Nossas vidas prosseguiam, ora com alegrias, ora com tristezas, tudo dependia de como todos acordavam, se o sol brilhava, se as chuvas caiam, se a lua era clara ou se a noite era tensa. O cotidiano era marca registrada, acordar, comer, brincar, obedecer, fazer tarefas. Aí de nós desobedecermos às estruturas patriarcais imposta, rolava castigo e até uma boa surra, às vezes de chinelo, às vezes, uns bons tapas e até mesmo umas chicotadas nas pernas, resolviam-se tudo.  Mas nada comparado a torturas, era como se comportavam as famílias na época, ao educar ou corrigir as crianças.

Passaram-se os anos, crescermos um pouco, com isso as percepções do Ser, começa a ter uma noção de que a vida é feita de histórias e verdades, sonhos e fantasias, ter e não poder, poder e não ter, fazer ou não fazer, dar ou negar, enfim, cedemos para vencer ou vencemos para ceder.

Tínhamos em nossa rotina diária as divisões das tarefas dos afazeres domésticos, duas delas eram consideradas mais diversão do que obrigação. A primeira era levantar bem cedo pegar lenha e acender o fogão de lenha. Especialmente quando estava frio, me aquecia e ainda poderia tomar meu café primeiro, caso estivesse aquele solzinho amarelo e fraco, que mal dava para aquecer. Entre um gole café e outro nós divertíamos soltando o ar dos pulmões, vendo aquela fumacinha sair pela boca, muito comum nas regiões frias.

A outra tarefa, a preferida, era varrer o terreiro com vassoura de bambu, era como se estivesse pintando um quadro de Van Gogh. Varria o quintal em zigue-zague, marcando o chão vermelho em pinceladas fortes como um campo de trigo. Era muito lindo ao ver de longe aqueles desenhos, pra lá e pra cá, pra lá e pra cá. Como era bem grande aquela minha tela, desde a porteira até junto à parede da casa. Durante este tempo, esbaldava comendo as frutas que tinha em abundância em volta do quintal e ficava ouvindo os pássaros cantando, em especial, os sabiás, paixão de uma das minhas tias, que criava em gaiolas desde que eram filhotinhos. Muitos dos quais vendia, ou soltava depois de adultos.

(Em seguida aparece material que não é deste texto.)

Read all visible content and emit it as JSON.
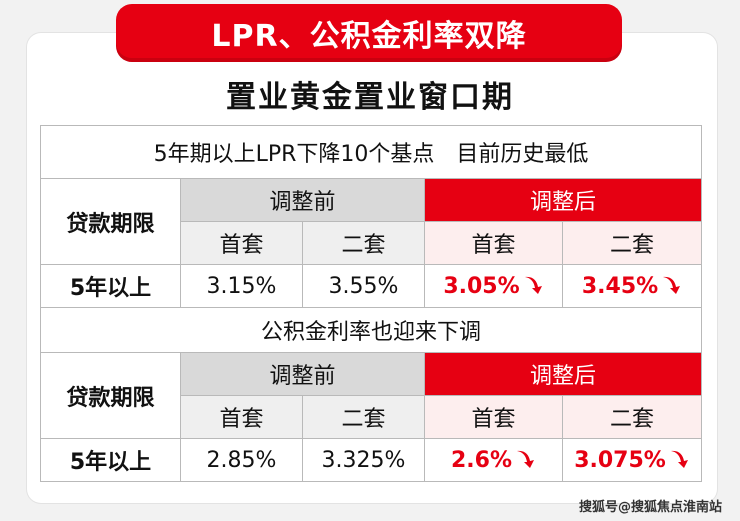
{
  "banner": {
    "title": "LPR、公积金利率双降"
  },
  "subtitle": "置业黄金置业窗口期",
  "sections": [
    {
      "notice": "5年期以上LPR下降10个基点　目前历史最低",
      "term_header": "贷款期限",
      "before_label": "调整前",
      "after_label": "调整后",
      "first_label": "首套",
      "second_label": "二套",
      "row_term": "5年以上",
      "before_first": "3.15%",
      "before_second": "3.55%",
      "after_first": "3.05%",
      "after_second": "3.45%"
    },
    {
      "notice": "公积金利率也迎来下调",
      "term_header": "贷款期限",
      "before_label": "调整前",
      "after_label": "调整后",
      "first_label": "首套",
      "second_label": "二套",
      "row_term": "5年以上",
      "before_first": "2.85%",
      "before_second": "3.325%",
      "after_first": "2.6%",
      "after_second": "3.075%"
    }
  ],
  "arrow_icon": "down-arrow-icon",
  "colors": {
    "accent": "#e60012",
    "before_bg": "#d9d9d9",
    "after_sub_bg": "#fdeeee"
  },
  "watermark": "搜狐号@搜狐焦点淮南站"
}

Assim, fomos crescendo dentro daquela quase harmonia, pois vez por outra, era quebrada por uma das nossas traquinagens ou desobediências, muito normal entre seis crianças em meio a nove adultos, visto que meu avô ficava maior parte do tempo em seu serviço em outra cidade. Dia após dia, inverno, após inverno, tínhamos que ir tocando em frente, pacatamente sem quebrar as rotinas, que só acontecia quando alguém vinha nos visitar ou para comprar bambus, que adornava todo entorno do sítio e provocava cobiça de muita gente, uns pela beleza de seus troncos e pelos sons de suas folhas que soavam aos ventos, ou ainda, quando um parente distante chegava para uma visita rápida. Neste dia tudo era melhor, tínhamos mais liberdade de ação, os adultos nos diziam: “vão brincar crianças”! Palavra mágica, que era sinônimo de festa. Dirigíamos diretamente ao rio, e banhávamos o dia inteiro, subindo e descendo de árvores, comia os melhores frutos, era como se estivéssemos no paraíso, sem nossos tios por perto para chamar nossa atenção.

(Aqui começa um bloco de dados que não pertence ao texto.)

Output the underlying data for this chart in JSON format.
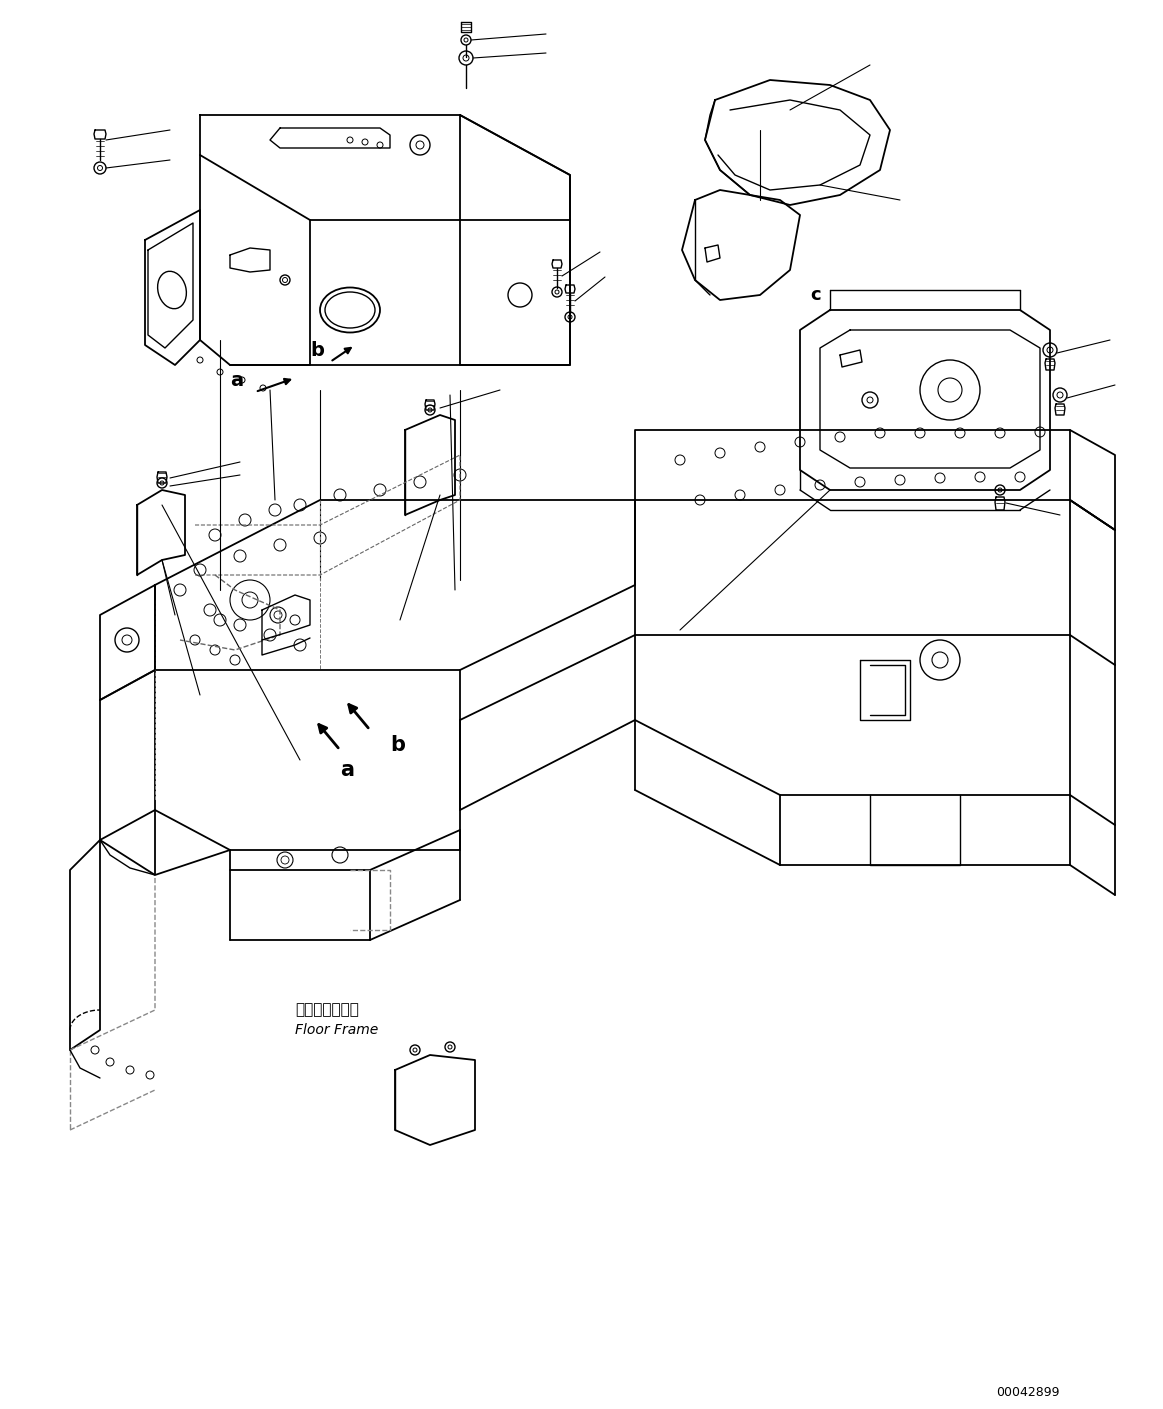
{
  "background_color": "#ffffff",
  "line_color": "#000000",
  "diagram_id": "00042899",
  "figsize": [
    11.63,
    14.09
  ],
  "dpi": 100,
  "labels": {
    "floor_frame_jp": "フロアフレーム",
    "floor_frame_en": "Floor Frame",
    "a": "a",
    "b": "b",
    "c": "c"
  }
}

Ao chegar o entardecer, a família se reunia na sala ao redor do rádio para ouvirmos a Ave-Maria, isso as 18h00min. Após isso, os mais velhos se dirigiam para seus aposentos, enquanto os mais novos continuavam junto ao rádio. Era hora de visualizar em nossas mentes com era possível ser um herói do sertão.  Era nesta hora que a criatividade desenvolvia, ao imaginar aquelas ações do Jerônimo o Herói do Sertão. Olhava para o dial do rádio como se ali tivesse uma tela de TV de hoje, pois bem sei que muitas vezes pude imaginar como se dava aquela ação da narrativa. Montava a cena em minha mente, e até mesmo, discutíamos uns com os outros de como o nosso herói socou seu algoz. Tinha também a radionovela O Anjo, esse mais suburbano, com histórias mais contemporâneas. E como esquecer o maior fenômeno de audiência em radionovelas em toda a América Latina, O Direito de Nascer, a preferida das minhas tias.  Enfim, era o rádio nossa maior distração durante este período da minha infância.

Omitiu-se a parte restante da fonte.